Die Afghanistan-Entscheidung gehört zu den heikelsten, die Biden in seiner jungen Amtszeit treffen musste. Beide Optionen - Rückzug oder Verbleib - gelten als riskant. Eine vom US-Kongress eingesetzte Expertengruppe empfahl in einem Bericht im Februar, dass die US-Regierung im Doha-Abkommen verbleibt, die Truppen aber nicht zum 1. Mai abzieht, sondern erst dann, wenn die Taliban ihre Verpflichtungen erfüllt haben.

Ein Verbleib in Afghanistan über den 1. Mai hinaus birgt die Gefahr, dass westliche Truppen wieder Ziel von Gewalttaten der Taliban werden.
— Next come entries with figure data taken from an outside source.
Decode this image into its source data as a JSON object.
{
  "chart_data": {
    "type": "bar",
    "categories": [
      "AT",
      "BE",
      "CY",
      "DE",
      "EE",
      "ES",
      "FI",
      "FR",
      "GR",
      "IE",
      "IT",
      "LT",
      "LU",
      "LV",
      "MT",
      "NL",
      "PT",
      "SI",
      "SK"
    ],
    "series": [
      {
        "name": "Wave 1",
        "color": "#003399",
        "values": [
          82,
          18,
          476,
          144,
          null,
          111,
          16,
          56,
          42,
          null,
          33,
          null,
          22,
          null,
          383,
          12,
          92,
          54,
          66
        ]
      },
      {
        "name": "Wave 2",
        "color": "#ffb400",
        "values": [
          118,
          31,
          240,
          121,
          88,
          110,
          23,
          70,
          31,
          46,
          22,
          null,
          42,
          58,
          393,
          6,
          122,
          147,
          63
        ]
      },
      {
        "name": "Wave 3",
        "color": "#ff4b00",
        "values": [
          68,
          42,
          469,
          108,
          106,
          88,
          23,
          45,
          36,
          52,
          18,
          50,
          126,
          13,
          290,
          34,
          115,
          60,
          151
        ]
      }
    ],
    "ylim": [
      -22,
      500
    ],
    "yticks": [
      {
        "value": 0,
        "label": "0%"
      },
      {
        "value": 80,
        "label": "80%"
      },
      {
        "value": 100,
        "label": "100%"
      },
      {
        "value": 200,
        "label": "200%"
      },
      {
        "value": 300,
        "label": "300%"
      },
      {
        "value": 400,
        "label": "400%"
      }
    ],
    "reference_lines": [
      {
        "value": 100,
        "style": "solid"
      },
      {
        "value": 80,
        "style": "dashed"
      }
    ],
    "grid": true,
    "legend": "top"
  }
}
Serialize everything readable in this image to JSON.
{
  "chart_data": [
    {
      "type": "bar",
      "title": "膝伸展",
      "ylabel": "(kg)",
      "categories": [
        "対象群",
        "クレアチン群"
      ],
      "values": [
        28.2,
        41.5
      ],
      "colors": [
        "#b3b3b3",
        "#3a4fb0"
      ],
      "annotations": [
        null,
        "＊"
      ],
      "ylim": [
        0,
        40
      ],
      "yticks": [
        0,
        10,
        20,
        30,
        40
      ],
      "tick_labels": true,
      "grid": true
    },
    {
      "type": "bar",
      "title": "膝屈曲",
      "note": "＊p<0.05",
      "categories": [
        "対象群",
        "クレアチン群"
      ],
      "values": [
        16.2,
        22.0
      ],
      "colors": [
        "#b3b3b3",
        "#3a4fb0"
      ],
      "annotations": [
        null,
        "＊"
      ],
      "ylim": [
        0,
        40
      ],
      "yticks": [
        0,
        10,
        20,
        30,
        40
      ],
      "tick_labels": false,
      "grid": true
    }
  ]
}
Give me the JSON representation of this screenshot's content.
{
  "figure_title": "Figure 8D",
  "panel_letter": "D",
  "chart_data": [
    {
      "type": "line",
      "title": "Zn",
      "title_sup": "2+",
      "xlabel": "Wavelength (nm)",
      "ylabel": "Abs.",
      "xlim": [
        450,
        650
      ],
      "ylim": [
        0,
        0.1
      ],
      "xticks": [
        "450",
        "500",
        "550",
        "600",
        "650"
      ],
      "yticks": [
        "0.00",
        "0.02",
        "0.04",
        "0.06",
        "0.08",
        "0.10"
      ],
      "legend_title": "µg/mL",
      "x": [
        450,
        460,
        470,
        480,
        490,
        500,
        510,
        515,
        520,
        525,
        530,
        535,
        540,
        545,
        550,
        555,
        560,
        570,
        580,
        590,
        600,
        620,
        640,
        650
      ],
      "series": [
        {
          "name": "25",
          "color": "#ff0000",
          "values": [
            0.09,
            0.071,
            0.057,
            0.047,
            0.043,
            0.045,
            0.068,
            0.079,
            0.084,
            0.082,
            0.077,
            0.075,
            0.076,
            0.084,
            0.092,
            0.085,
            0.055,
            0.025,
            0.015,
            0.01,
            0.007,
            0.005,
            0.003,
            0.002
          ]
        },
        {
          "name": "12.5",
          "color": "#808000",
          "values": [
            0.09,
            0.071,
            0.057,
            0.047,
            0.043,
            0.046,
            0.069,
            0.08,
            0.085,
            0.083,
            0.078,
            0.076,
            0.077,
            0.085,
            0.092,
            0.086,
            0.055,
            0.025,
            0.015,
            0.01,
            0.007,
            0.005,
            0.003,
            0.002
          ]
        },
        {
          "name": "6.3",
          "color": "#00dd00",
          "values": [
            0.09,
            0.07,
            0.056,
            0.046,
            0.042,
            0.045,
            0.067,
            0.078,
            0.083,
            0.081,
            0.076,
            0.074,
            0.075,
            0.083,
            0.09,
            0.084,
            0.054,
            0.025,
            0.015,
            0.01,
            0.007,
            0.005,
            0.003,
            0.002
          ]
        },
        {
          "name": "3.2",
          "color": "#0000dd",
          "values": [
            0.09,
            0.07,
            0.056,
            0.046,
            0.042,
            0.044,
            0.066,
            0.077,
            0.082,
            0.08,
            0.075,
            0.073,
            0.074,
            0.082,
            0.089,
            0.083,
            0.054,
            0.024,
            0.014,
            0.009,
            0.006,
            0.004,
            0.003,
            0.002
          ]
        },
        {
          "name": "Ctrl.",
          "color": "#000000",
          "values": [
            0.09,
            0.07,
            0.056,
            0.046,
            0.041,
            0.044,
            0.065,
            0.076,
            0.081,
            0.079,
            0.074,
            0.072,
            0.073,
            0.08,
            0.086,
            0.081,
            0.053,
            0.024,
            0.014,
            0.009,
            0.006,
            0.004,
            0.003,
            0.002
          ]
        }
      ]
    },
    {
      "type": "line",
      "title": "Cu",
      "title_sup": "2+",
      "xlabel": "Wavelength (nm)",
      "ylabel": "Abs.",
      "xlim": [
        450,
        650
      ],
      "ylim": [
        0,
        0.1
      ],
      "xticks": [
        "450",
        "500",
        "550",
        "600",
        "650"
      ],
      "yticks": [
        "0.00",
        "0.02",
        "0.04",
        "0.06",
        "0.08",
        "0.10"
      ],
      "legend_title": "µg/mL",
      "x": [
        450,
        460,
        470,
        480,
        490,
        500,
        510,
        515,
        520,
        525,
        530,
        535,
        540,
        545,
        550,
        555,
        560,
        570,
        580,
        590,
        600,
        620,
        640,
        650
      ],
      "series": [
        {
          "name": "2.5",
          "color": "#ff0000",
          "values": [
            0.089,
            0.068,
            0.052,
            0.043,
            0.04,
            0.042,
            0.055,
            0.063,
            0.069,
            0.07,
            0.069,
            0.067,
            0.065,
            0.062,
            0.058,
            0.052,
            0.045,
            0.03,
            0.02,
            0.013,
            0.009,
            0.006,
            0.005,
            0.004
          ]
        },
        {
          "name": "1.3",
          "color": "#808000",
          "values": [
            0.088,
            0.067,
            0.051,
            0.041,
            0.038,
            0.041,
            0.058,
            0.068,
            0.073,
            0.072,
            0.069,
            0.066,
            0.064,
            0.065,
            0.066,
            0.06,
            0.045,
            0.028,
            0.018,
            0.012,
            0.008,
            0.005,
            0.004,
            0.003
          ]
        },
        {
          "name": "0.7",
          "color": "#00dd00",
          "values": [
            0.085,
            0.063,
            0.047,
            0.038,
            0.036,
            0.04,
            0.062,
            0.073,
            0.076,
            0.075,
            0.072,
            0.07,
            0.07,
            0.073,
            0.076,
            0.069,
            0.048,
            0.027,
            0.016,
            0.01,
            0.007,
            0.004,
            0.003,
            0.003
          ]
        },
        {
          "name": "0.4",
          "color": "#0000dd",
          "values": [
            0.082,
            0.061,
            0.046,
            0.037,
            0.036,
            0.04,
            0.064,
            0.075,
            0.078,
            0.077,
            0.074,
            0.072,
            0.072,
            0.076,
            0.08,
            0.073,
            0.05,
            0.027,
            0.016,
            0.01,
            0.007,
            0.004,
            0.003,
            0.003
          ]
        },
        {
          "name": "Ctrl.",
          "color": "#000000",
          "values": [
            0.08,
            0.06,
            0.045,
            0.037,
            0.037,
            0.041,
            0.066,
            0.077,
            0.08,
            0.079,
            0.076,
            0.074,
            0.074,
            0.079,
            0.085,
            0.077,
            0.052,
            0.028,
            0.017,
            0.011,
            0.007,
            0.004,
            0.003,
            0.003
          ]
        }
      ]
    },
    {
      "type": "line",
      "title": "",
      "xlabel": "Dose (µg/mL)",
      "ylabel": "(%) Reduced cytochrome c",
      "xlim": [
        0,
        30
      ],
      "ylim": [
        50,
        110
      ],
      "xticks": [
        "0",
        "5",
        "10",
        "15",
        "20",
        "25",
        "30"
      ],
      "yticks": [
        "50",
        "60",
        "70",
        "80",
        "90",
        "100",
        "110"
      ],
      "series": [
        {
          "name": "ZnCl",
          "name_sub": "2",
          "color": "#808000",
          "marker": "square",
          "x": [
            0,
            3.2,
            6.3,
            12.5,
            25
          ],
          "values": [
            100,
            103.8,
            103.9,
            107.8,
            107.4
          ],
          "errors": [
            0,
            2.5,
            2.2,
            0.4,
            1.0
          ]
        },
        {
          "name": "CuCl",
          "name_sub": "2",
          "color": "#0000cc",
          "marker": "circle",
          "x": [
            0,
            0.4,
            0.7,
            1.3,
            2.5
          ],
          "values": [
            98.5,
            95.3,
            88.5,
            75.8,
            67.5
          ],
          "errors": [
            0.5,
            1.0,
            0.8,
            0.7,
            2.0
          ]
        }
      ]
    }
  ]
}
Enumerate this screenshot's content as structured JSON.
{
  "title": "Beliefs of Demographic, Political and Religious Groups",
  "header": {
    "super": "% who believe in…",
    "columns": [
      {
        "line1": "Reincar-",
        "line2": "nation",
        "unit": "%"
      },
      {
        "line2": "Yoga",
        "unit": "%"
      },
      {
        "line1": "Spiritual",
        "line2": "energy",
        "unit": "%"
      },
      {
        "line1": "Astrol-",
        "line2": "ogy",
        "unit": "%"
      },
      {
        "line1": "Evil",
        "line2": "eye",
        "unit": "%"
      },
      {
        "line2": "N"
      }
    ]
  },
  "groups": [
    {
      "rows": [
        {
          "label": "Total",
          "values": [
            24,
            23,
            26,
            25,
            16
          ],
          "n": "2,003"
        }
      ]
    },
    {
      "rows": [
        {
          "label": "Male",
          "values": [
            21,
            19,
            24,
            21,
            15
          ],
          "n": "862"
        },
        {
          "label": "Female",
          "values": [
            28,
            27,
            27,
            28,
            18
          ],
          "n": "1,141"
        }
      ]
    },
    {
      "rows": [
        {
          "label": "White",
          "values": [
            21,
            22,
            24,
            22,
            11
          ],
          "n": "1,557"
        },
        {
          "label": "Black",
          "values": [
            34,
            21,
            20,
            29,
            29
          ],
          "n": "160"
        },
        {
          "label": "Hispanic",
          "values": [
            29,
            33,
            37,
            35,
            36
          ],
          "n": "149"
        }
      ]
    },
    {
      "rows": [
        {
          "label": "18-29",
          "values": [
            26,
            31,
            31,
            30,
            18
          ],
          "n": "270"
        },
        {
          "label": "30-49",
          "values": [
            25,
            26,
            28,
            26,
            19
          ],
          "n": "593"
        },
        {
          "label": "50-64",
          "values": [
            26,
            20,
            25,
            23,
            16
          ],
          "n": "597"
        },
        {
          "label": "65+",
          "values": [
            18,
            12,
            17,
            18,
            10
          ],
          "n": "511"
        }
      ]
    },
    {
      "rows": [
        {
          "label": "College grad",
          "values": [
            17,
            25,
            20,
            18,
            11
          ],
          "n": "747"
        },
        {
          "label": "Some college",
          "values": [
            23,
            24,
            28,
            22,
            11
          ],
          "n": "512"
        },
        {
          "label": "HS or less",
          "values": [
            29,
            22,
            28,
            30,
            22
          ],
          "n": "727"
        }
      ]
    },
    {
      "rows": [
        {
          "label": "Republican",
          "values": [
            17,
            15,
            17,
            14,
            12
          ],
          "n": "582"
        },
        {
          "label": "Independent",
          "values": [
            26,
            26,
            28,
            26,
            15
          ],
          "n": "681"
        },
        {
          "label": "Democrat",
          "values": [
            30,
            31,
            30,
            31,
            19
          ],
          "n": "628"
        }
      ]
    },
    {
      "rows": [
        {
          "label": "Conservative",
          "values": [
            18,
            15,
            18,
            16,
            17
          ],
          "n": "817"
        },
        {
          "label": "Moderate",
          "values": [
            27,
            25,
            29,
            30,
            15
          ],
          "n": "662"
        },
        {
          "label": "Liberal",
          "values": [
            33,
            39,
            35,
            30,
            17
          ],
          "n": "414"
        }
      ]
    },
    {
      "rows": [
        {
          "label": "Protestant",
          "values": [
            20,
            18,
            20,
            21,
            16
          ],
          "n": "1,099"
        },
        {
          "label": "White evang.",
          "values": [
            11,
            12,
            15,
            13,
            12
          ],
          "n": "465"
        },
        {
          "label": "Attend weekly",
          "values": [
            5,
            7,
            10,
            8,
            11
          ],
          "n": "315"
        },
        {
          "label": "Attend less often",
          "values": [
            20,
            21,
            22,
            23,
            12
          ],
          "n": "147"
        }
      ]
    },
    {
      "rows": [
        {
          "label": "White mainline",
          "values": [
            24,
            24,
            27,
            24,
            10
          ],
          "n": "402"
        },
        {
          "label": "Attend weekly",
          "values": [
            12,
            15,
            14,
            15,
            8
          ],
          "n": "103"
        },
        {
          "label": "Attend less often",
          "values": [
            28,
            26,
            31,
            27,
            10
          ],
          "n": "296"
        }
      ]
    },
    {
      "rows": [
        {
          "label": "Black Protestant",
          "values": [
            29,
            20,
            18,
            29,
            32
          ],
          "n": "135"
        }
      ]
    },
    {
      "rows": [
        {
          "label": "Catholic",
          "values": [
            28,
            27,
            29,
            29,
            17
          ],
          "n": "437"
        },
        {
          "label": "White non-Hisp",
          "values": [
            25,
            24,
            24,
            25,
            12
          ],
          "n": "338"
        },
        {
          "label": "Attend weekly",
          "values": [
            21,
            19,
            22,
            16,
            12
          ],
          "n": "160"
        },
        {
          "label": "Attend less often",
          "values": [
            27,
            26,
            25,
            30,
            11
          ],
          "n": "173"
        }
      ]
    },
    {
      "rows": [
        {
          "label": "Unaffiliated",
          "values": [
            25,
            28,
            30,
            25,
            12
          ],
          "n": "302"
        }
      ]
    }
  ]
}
Wegen dieses Szenarios hat etwa die deutsche Verteidigungsministerin Annegret Kramp-Karrenbauer bereits in Absprache mit den militärischen Spitzen angeordnet, die Schutzmaßnahmen für die Bundeswehrsoldaten zu verstärken.

Im Fall eines Rückzugs zum 1. Mai sahen die Experten unter anderem die Gefahr einer Machtübernahme der Taliban, eines erneuten Bürgerkrieges, einer terroristischen Bedrohung für die USA und einer weiteren Flüchtlingskrise mit Auswirkungen auch auf die EU.